What's happening

Japan has designated more than $65 billion — representing over 10% of a $550 billion U.S. investment framework established during tariff negotiations — for U.S. small modular reactor development. The capital is divided between two primary recipients: up to $40 billion directed toward SMR projects jointly promoted by GE Vernova and Hitachi, centered on their BWRX-300 boiling water reactor design, and up to $25 billion earmarked for projects developed by NuScale Power Corporation. Initial deployment sites under consideration include locations in Tennessee and Alabama.

The $40 billion GE Vernova-Hitachi commitment was formally announced on March 19, 2026, as a component of the Japan-U.S. Strategic Investment initiative, during a White House meeting between President Trump and Japanese Prime Minister Takaichi Sanae. The bilateral energy cooperation framework advanced further in early June 2026, when Japanese Minister of Economy, Trade and Industry Ryosei Akazawa held discussions with U.S. Secretary of Commerce Rutnick. The stated driver behind the investment is surging electricity demand from AI-oriented data center infrastructure, which has placed renewed pressure on utilities and governments to secure large-scale, dispatchable low-carbon power sources.

Why it matters for markets

The scale of the Japanese commitment — $65 billion across two SMR programs — represents a significant external capital injection into a U.S. nuclear sector that has historically struggled to attract project financing at speed. For NuScale Power, whose trailing revenue stood at $18.7 million against a current market capitalization of $3.42 billion, a $25 billion investment pipeline tied to its technology would represent a transformational shift in the company's commercial trajectory, provided projects advance to construction and offtake agreements. NuScale's NuScale Power Module holds the distinction of being the first and only SMR design to receive U.S. Nuclear Regulatory Commission design approval, a regulatory position that becomes commercially relevant as project developers seek to minimize licensing risk.
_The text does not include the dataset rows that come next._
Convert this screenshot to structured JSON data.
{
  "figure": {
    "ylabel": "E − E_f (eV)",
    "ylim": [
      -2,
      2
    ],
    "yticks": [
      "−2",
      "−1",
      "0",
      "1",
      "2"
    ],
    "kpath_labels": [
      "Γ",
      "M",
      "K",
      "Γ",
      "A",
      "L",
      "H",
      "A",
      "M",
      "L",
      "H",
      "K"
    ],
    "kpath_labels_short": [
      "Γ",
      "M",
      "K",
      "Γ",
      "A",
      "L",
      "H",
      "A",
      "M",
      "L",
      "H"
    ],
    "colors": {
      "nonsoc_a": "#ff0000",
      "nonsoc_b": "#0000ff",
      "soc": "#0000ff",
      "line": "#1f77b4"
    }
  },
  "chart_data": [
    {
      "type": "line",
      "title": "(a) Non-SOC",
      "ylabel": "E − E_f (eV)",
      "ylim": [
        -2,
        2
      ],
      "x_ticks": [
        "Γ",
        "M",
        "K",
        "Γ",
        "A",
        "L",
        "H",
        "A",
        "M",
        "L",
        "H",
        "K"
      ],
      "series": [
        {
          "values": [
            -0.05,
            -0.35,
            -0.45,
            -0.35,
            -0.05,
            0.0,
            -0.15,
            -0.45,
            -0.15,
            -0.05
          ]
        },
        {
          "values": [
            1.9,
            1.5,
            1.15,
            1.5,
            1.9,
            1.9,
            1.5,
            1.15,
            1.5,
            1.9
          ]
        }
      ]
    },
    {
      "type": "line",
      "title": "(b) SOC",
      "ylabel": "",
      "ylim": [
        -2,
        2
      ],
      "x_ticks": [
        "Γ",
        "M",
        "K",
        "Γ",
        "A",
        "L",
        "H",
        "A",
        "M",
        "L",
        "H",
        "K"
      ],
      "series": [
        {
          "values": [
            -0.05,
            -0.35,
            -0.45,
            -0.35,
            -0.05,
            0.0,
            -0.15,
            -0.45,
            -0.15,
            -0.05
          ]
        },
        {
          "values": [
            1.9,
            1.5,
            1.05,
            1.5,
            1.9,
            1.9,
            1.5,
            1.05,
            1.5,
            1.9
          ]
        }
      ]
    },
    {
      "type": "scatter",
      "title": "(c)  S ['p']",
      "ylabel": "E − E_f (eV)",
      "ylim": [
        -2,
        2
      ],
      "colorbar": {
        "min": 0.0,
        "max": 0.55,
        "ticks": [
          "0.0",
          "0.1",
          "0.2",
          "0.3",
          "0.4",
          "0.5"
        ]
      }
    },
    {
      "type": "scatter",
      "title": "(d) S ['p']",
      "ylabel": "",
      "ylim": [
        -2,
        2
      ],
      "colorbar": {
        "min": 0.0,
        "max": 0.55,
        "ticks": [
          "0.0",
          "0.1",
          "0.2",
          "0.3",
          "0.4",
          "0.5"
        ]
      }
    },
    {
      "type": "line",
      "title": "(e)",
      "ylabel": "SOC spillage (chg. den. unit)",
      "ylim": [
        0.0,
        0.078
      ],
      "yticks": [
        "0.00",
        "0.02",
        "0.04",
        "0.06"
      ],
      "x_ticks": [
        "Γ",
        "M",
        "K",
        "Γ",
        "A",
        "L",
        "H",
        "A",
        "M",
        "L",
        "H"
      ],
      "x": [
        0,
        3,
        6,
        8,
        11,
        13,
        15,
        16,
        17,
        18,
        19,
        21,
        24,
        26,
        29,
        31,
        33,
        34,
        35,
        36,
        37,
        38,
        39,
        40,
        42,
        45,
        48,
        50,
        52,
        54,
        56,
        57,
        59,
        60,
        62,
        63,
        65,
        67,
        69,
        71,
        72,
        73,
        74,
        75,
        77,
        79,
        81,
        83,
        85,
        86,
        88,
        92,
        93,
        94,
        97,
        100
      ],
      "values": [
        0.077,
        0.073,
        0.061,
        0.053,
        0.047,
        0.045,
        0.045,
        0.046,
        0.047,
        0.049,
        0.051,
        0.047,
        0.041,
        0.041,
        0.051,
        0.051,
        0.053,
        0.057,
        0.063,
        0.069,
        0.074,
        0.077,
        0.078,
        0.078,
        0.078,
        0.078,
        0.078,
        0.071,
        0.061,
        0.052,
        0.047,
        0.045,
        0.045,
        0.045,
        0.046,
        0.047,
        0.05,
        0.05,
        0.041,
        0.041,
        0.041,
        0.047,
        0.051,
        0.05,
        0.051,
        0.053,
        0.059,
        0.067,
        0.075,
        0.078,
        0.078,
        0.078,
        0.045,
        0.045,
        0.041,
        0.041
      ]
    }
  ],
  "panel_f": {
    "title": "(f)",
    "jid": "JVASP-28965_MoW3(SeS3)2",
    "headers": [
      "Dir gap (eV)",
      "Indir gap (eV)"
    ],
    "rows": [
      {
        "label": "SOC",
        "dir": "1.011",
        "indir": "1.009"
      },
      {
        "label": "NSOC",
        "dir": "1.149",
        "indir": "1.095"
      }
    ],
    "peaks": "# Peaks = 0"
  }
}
For GE Vernova, which reported $39.37 billion in revenue and carries a market capitalization of $252.77 billion, the $40 billion GE Vernova-Hitachi SMR allocation represents a material expansion of its nuclear-adjacent business, though the company's existing scale means the impact on consolidated financials would depend on the pace and structure of project execution. More broadly, the bilateral deal frames SMR deployment explicitly as infrastructure for AI data center power demand — a framing that connects nuclear development timelines directly to the capital expenditure cycles of hyperscale technology operators. The degree to which SMR construction schedules can align with data center power procurement windows will be a central variable in determining whether these commitments translate into operational capacity.

Sectors and assets to watch

NuScale Power Corporation (SMR) is the most directly named beneficiary of the $25 billion Japanese investment allocation. The company's VOYGR series, built around its 77 MWe factory-fabricated pressurized water reactor module, is positioned as a scalable solution for utilities, industrial users, and data center operators. With 428 employees and revenue of $18.7 million, NuScale remains in an early commercial stage, and the materialization of Japanese capital commitments into signed agreements and construction milestones will be the key operational test of this announcement's significance.
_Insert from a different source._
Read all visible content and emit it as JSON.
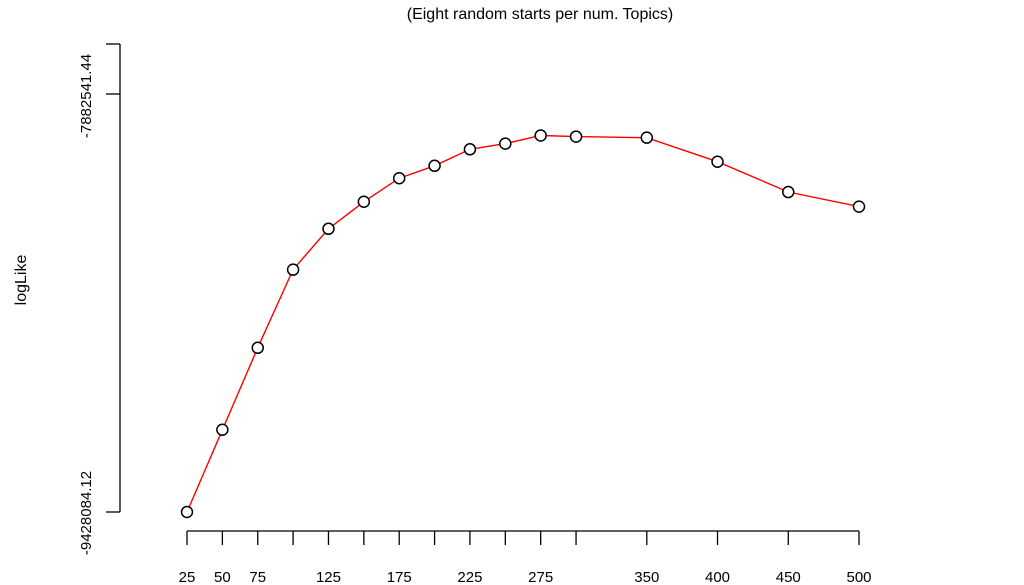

GE Vernova (GEV) is the U.S. partner in the GE Vernova-Hitachi joint SMR initiative, with the BWRX-300 design at the center of the $40 billion allocation. Hitachi, as the Japanese industrial partner, provides the bilateral dimension of that program. Beyond these two primary tickers, the Tennessee and Alabama siting discussions implicate regional utilities and grid operators in those states as potential offtake partners. The broader energy infrastructure supply chain — including firms involved in reactor component manufacturing, civil construction, and grid interconnection — stands to be affected as project development progresses from announcement to engineering and procurement phases.

What to watch next

Key developments to monitor include whether the $25 billion NuScale and $40 billion GE Vernova-Hitachi commitments advance from framework-level announcements to binding project agreements, engineering contracts, or site-specific licensing applications with the U.S. Nuclear Regulatory Commission. The selection and formal designation of Tennessee and Alabama project sites would represent a concrete next step, as would any disclosure of data center operators or utilities as named offtake partners. Progress in the ongoing U.S.-Japan trade and investment negotiations — including any further meetings between Minister Akazawa and Secretary Rutnick — may also shape the final structure and conditionality of the capital commitments. NuScale's ability to convert the investment interest into revenue-generating contracts will be particularly scrutinized given the company's current early-stage commercial profile.